You’ve probably seen headlines similar to this before: THIS FAT-BURNING TRICK HAS DOCTORS BAFFLED! You’ll usually spot them in big blocks laden with catchy photos and illustrations, almost to the point that they look like they’re links to other news stories. They’re not. They’re ads, which often strike a sensationalistic tone.
The next time you spot one of these, look around the area of the web page where they’re placed. You should find a little graphic or snippet of text that says “Advertisement,” “Paid Sponsor,” or something similar. And there you go. You spotted some sponsored content. These so-called articles aren’t intentionally developed to misinform you. They are likely trying to bait you into buying something.
However, in some less reputable corners of the web ads like these can take you to malicious sites that install malware or expose you to other threats. Always surf with web browser protection. Good browser protection will either identify such links as malicious right away or prevent your browser from proceeding to the malicious site if you click on such a link.
Be helpful, not right
So, let’s say you’ve been following these practices of media literacy for a while. What do you do when you see a friend posting what appears to be misinformation on their social media account? If you’re inclined to step in and comment, try to be helpful, not right.
We can only imagine how many spoiled relationships and “unfriendings” have occurred thanks to moments where one person comments on a post with the best intentions of “setting the record straight,” only to see tempers flare. We’ve all seen it happen. The original poster, instead of being open to the new information, digs in their heels and becomes that much more convinced of being right on the topic.
One way to keep your friendships and good feelings intact is this: instead of entering the conversation with the intention of being “right,” help people discover the facts for themselves. You can present your information as part of a discussion on the topic. So while you shouldn’t expect this to act like a magic wand that whisks away misinformation, what you can do is provide a path toward a reputable source of information that the original poster, and their friends, can follow if they wish.
Be safe out there
Wherever your online travels take you as you read and research the news, be sure to go out there with a complete security suite. In addition to providing virus protection, it will also help protect your identity and privacy as you do anything online. Also look for an option that will protect your mobile devices too, as we spend plenty of time scrolling through our social media feeds on our smartphones.

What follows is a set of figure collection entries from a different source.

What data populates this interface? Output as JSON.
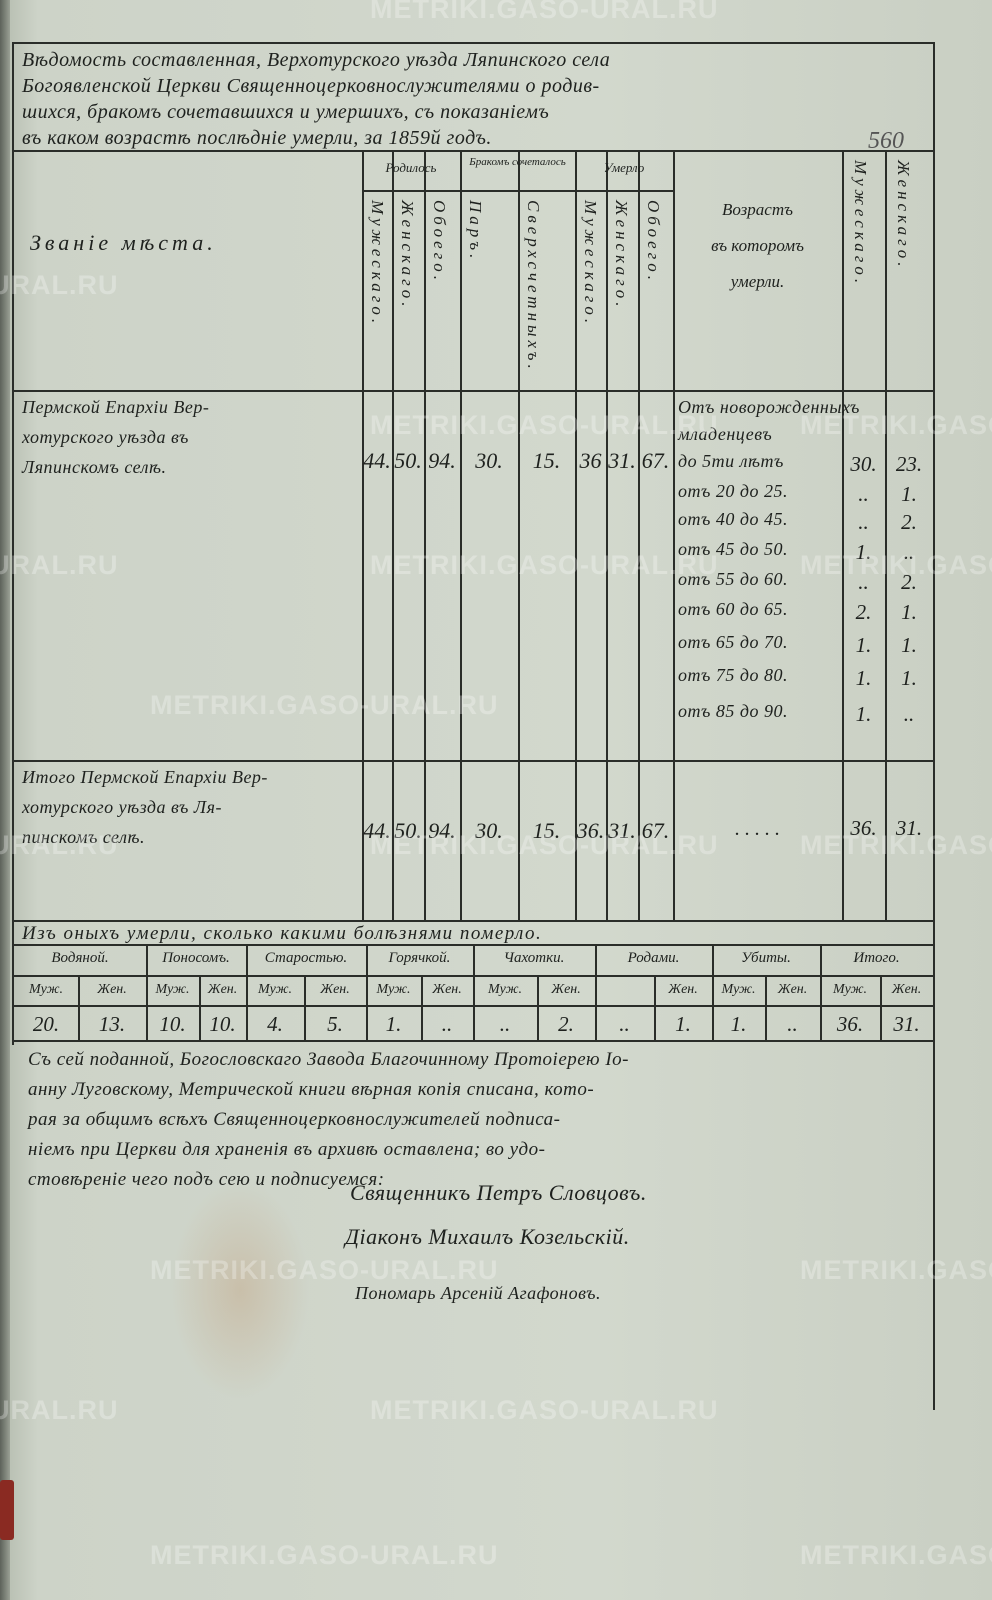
{
  "document": {
    "heading": [
      "Вѣдомость составленная, Верхотурского уѣзда Ляпинского села",
      "Богоявленской Церкви Священноцерковнослужителями о родив-",
      "шихся, бракомъ сочетавшихся и умершихъ, съ показаніемъ",
      "въ каком возрастѣ послѣдніе умерли, за 1859й годъ."
    ],
    "page_number": "560",
    "main_table": {
      "col_title": "Званіе мѣста.",
      "groups": {
        "born": "Родилось",
        "married": "Бракомъ сочеталось",
        "died": "Умерло"
      },
      "sub": {
        "born": [
          "Мужескаго.",
          "Женскаго.",
          "Обоего."
        ],
        "married": [
          "Паръ.",
          "Сверхсчетныхъ."
        ],
        "died": [
          "Мужескаго.",
          "Женскаго.",
          "Обоего."
        ]
      },
      "age_header": [
        "Возрастъ",
        "въ которомъ",
        "умерли."
      ],
      "age_sex": [
        "Мужескаго.",
        "Женскаго."
      ],
      "place": [
        "Пермской Епархіи Вер-",
        "хотурского уѣзда въ",
        "Ляпинскомъ селѣ."
      ],
      "values": [
        "44.",
        "50.",
        "94.",
        "30.",
        "15.",
        "36",
        "31.",
        "67."
      ],
      "age_rows": [
        {
          "label": "Отъ новорожденныхъ",
          "m": "",
          "f": ""
        },
        {
          "label": "младенцевъ",
          "m": "",
          "f": ""
        },
        {
          "label": "до 5ти лѣтъ",
          "m": "30.",
          "f": "23."
        },
        {
          "label": "отъ 20 до 25.",
          "m": "..",
          "f": "1."
        },
        {
          "label": "отъ 40 до 45.",
          "m": "..",
          "f": "2."
        },
        {
          "label": "отъ 45 до 50.",
          "m": "1.",
          "f": ".."
        },
        {
          "label": "отъ 55 до 60.",
          "m": "..",
          "f": "2."
        },
        {
          "label": "отъ 60 до 65.",
          "m": "2.",
          "f": "1."
        },
        {
          "label": "отъ 65 до 70.",
          "m": "1.",
          "f": "1."
        },
        {
          "label": "отъ 75 до 80.",
          "m": "1.",
          "f": "1."
        },
        {
          "label": "отъ 85 до 90.",
          "m": "1.",
          "f": ".."
        }
      ],
      "total_place": [
        "Итого Пермской Епархіи Вер-",
        "хотурского уѣзда въ Ля-",
        "пинскомъ селѣ."
      ],
      "total_values": [
        "44.",
        "50.",
        "94.",
        "30.",
        "15.",
        "36.",
        "31.",
        "67."
      ],
      "total_age_dots": ". . . . .",
      "total_m": "36.",
      "total_f": "31."
    },
    "causes_table": {
      "title": "Изъ оныхъ умерли, сколько какими болѣзнями померло.",
      "groups": [
        "Водяной.",
        "Поносомъ.",
        "Старостью.",
        "Горячкой.",
        "Чахотки.",
        "Родами.",
        "Убиты.",
        "Итого."
      ],
      "sub": [
        "Муж.",
        "Жен.",
        "Муж.",
        "Жен.",
        "Муж.",
        "Жен.",
        "Муж.",
        "Жен.",
        "Муж.",
        "Жен.",
        "",
        "Жен.",
        "Муж.",
        "Жен.",
        "Муж.",
        "Жен."
      ],
      "values": [
        "20.",
        "13.",
        "10.",
        "10.",
        "4.",
        "5.",
        "1.",
        "..",
        "..",
        "2.",
        "..",
        "1.",
        "1.",
        "..",
        "36.",
        "31."
      ]
    },
    "closing_text": [
      "Съ сей поданной, Богословскаго Завода Благочинному Протоіерею Іо-",
      "анну Луговскому, Метрической книги вѣрная копія списана, кото-",
      "рая за общимъ всѣхъ Священноцерковнослужителей подписа-",
      "ніемъ при Церкви для храненія въ архивѣ оставлена; во удо-",
      "стовѣреніе чего подъ сею и подписуемся:"
    ],
    "signatures": [
      "Священникъ Петръ Словцовъ.",
      "Діаконъ Михаилъ Козельскій.",
      "Пономарь Арсеній Агафоновъ."
    ],
    "watermark": "METRIKI.GASO-URAL.RU",
    "watermark_partial": "URAL.RU",
    "colors": {
      "paper": "#d2d8cd",
      "ink": "#1e211e",
      "seal": "#8a2a22"
    }
  }
}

If you’re interested in learning more about savvy media consumption, pop open a tab and give these articles a read—they’ll give you a great start:
Bots in the Twittersphere: Pew Research
How to Spot Fake News: FactCheck.org
Likewise, keep an eye on your own habits. We forward news in our social media feeds too—so follow these same good habits when you feel like it’s time to post. Make sure that what you share is truthful too.
Be safe, be well-read, and be helpful!